Models on Hugging Face use more than 100 different Python libraries, and almost 50 of these use Hydra. "While these formats on their own may be secure, there is a very large attack surface in the code that consumes them," Carmony wrote.

The Register reached out to Hugging Face along with the libraries' maintainers (Meta, Nvidia, Salesforce, and Apple), and only received one response. It came from a Salesforce spokesperson who told us: "We proactively remediated the issue in July 2025 and have no evidence of unauthorized access to customer data."

We will update this story if we hear back from any of the other companies.

As mentioned earlier, the vulnerabilities have to do with the way the NeMo, Uni2TS, and FlexTok use the hydra.utils.instantiate() function to load configurations from model metadata, which allows for remote code execution (RCE).

The creators or maintainers of these libraries appear to have overlooked the fact instantiate() doesn't just accept the name of classes to instantiate. It also takes the name of any callable and passes it the provided arguments.

By leveraging this, an attacker can more easily achieve RCE using built-in Python functions like eval() and os.system().
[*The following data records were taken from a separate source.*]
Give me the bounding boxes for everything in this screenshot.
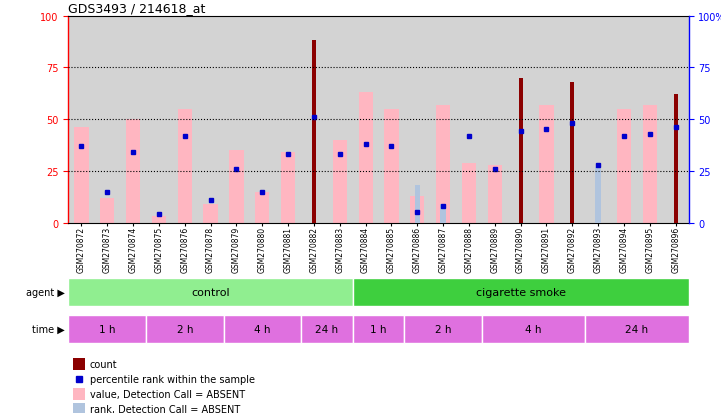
- Bar: [415, 186, 420, 223]
- Bar: [353, 316, 404, 343]
- Text: GDS3493 / 214618_at: GDS3493 / 214618_at: [68, 2, 206, 15]
- Bar: [172, 17, 198, 223]
- Text: count: count: [89, 359, 118, 369]
- Bar: [436, 105, 450, 223]
- Bar: [404, 316, 482, 343]
- Bar: [74, 388, 84, 400]
- Text: cigarette smoke: cigarette smoke: [476, 287, 565, 297]
- Bar: [126, 120, 140, 223]
- Bar: [198, 17, 224, 223]
- Text: 24 h: 24 h: [315, 324, 338, 335]
- Bar: [275, 17, 301, 223]
- Bar: [585, 316, 689, 343]
- Text: 2 h: 2 h: [435, 324, 451, 335]
- Bar: [358, 93, 373, 223]
- Text: 1 h: 1 h: [371, 324, 386, 335]
- Bar: [255, 192, 270, 223]
- Bar: [224, 17, 249, 223]
- Text: 1 h: 1 h: [99, 324, 115, 335]
- Bar: [534, 17, 559, 223]
- Bar: [487, 165, 502, 223]
- Text: 2 h: 2 h: [177, 324, 193, 335]
- Bar: [570, 83, 575, 223]
- Bar: [596, 167, 601, 223]
- Bar: [332, 140, 347, 223]
- Bar: [353, 278, 689, 306]
- Bar: [611, 17, 637, 223]
- Text: control: control: [191, 287, 230, 297]
- Bar: [327, 17, 353, 223]
- Bar: [100, 198, 115, 223]
- Bar: [585, 17, 611, 223]
- Bar: [637, 17, 663, 223]
- Bar: [74, 358, 84, 370]
- Bar: [482, 17, 508, 223]
- Bar: [462, 163, 476, 223]
- Bar: [74, 128, 89, 223]
- Bar: [177, 109, 192, 223]
- Bar: [518, 78, 523, 223]
- Bar: [229, 151, 244, 223]
- Bar: [152, 217, 166, 223]
- Bar: [353, 17, 379, 223]
- Bar: [94, 17, 120, 223]
- Bar: [617, 109, 631, 223]
- Bar: [68, 278, 353, 306]
- Bar: [301, 316, 353, 343]
- Text: rank, Detection Call = ABSENT: rank, Detection Call = ABSENT: [89, 404, 240, 413]
- Bar: [410, 196, 425, 223]
- Bar: [508, 17, 534, 223]
- Text: 4 h: 4 h: [526, 324, 541, 335]
- Bar: [539, 105, 554, 223]
- Text: time ▶: time ▶: [32, 324, 65, 335]
- Bar: [203, 204, 218, 223]
- Text: agent ▶: agent ▶: [26, 287, 65, 297]
- Bar: [146, 17, 172, 223]
- Bar: [74, 403, 84, 413]
- Bar: [441, 204, 446, 223]
- Bar: [224, 316, 301, 343]
- Bar: [673, 95, 678, 223]
- Bar: [146, 316, 224, 343]
- Bar: [559, 17, 585, 223]
- Bar: [482, 316, 585, 343]
- Text: 24 h: 24 h: [625, 324, 648, 335]
- Bar: [642, 105, 657, 223]
- Text: percentile rank within the sample: percentile rank within the sample: [89, 374, 255, 384]
- Bar: [68, 17, 94, 223]
- Bar: [120, 17, 146, 223]
- Bar: [312, 41, 316, 223]
- Bar: [249, 17, 275, 223]
- Text: 4 h: 4 h: [254, 324, 270, 335]
- Bar: [301, 17, 327, 223]
- Bar: [379, 17, 404, 223]
- Bar: [281, 153, 295, 223]
- Bar: [404, 17, 430, 223]
- Bar: [456, 17, 482, 223]
- Bar: [384, 109, 399, 223]
- Bar: [430, 17, 456, 223]
- Text: value, Detection Call = ABSENT: value, Detection Call = ABSENT: [89, 389, 244, 399]
- Bar: [663, 17, 689, 223]
- Bar: [68, 316, 146, 343]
Meta has since updated Hydra's documentation with a warning that states RCE is possible when using instantiate() and urges users to add a block-list mechanism that compares the the _target_ value against a list of dangerous functions before it is called. As of now, however, the block-list mechanism hasn't been made available in a Hydra release.

Here's a closer look at three of the AI/ML libraries that use Hydra's instantiate() function and the related vulnerabilities.

NeMo is a PyTorch-based framework that Nvidia created in 2019. Its .nemo and .qnemo file extensions - TAR files containing a model_config.yaml file - store model metadata along with a .pt file or a .safetensors file, respectively.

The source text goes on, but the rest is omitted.